C'est un bosseur ! C'est un leader ! Coéquipier avant tout ! Habité par et pour son rugby ! Merci Monsieur !

Alain65 Il y a 2 mois Le 30/01/2024 à 20:26

En plus d'être très humble, cet immense joueur aux 112 sélections est un grand connaisseur de notre très beau rugby. Il reconnait avoir admirer Jonny WILKINSON qui est une légende.

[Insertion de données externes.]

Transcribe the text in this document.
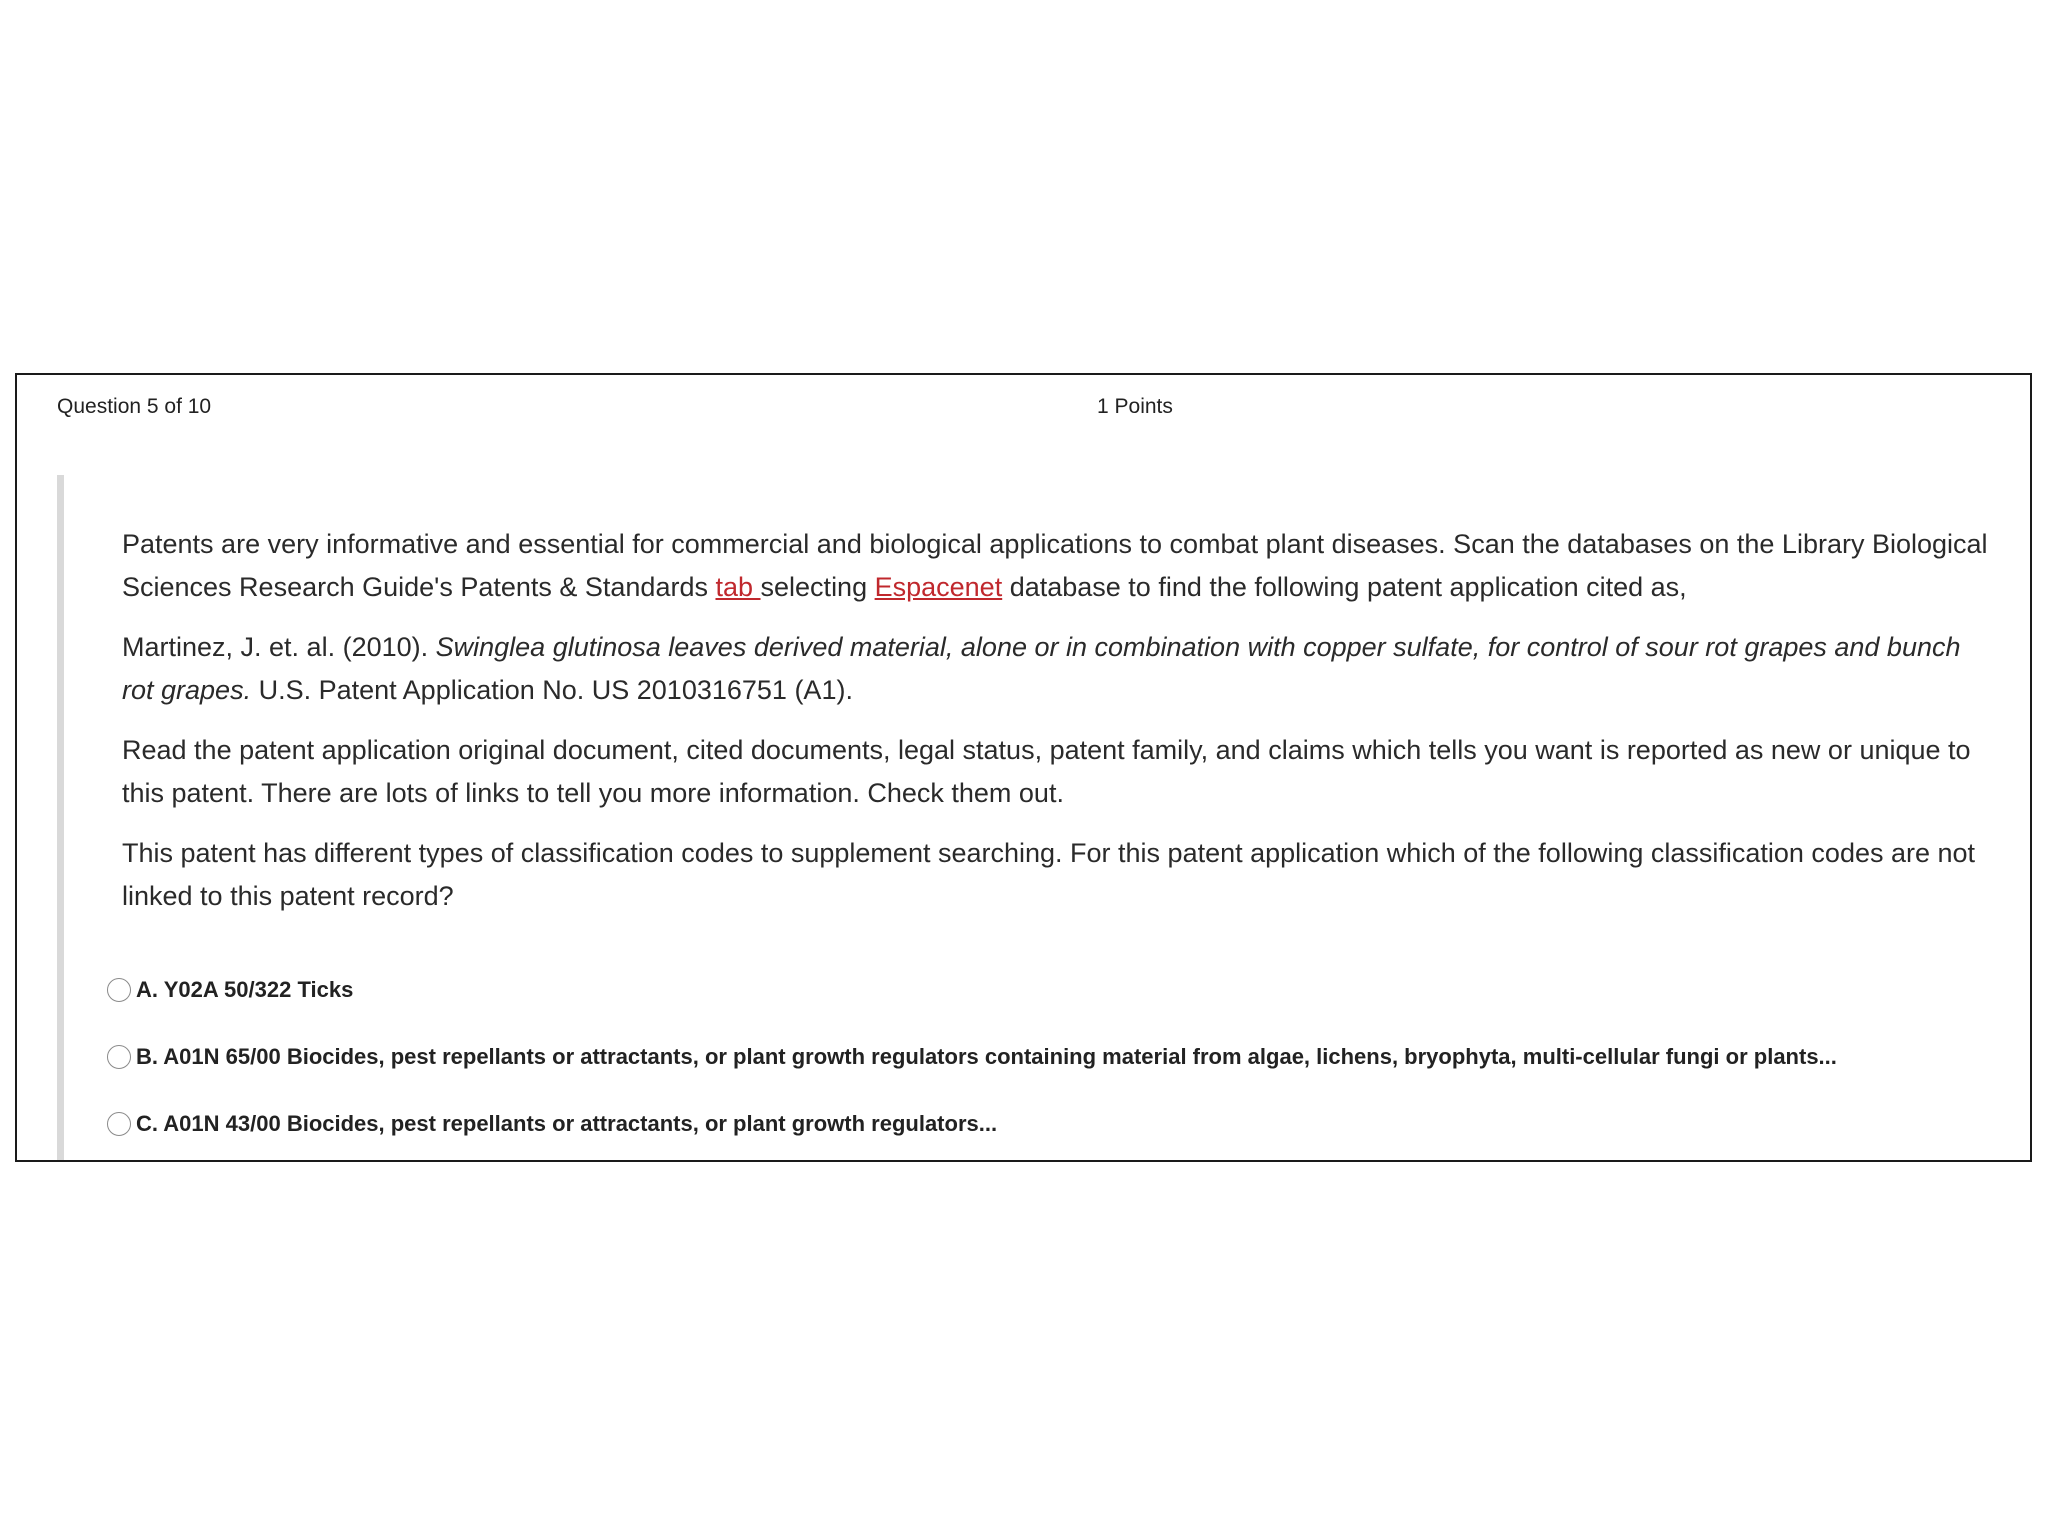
Question 5 of 10	1 Points

Patents are very informative and essential for commercial and biological applications to combat plant diseases. Scan the databases on the Library Biological Sciences Research Guide's Patents & Standards tab selecting Espacenet database to find the following patent application cited as,

Martinez, J. et. al. (2010). Swinglea glutinosa leaves derived material, alone or in combination with copper sulfate, for control of sour rot grapes and bunch rot grapes. U.S. Patent Application No. US 2010316751 (A1).

Read the patent application original document, cited documents, legal status, patent family, and claims which tells you want is reported as new or unique to this patent. There are lots of links to tell you more information. Check them out.

This patent has different types of classification codes to supplement searching. For this patent application which of the following classification codes are not linked to this patent record?

A. Y02A 50/322 Ticks
B. A01N 65/00 Biocides, pest repellants or attractants, or plant growth regulators containing material from algae, lichens, bryophyta, multi-cellular fungi or plants...
C. A01N 43/00 Biocides, pest repellants or attractants, or plant growth regulators...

Il admet également ne pas avoir le talent de Romain N'TAMACK ! Tiens, cela va contrarier encore certains haineux qui ne voient qu'un autre joueur 10 avec un peu de talent ! ! !
Enfin, j'apprécie ce genre de joueur qui ne se prend que pour ce qu'il est. Le terrain parle et révèle les capacités de chacun, là est la réalité. Personnellement, j'ai porté le ballon plus par plaisir que par intérêt. Mon ambition était de savourer de très bons moments sur le pré et en dehors avec ses copains, disons, co-équipiers. Le rugby est fédérateur et véhicule des valeurs saines. Respectons-le. Merci.

Pitou13 Il y a 2 mois Le 30/01/2024 à 19:55

C'est vraiment un mec bien, très sympa et pro. Très belle interview.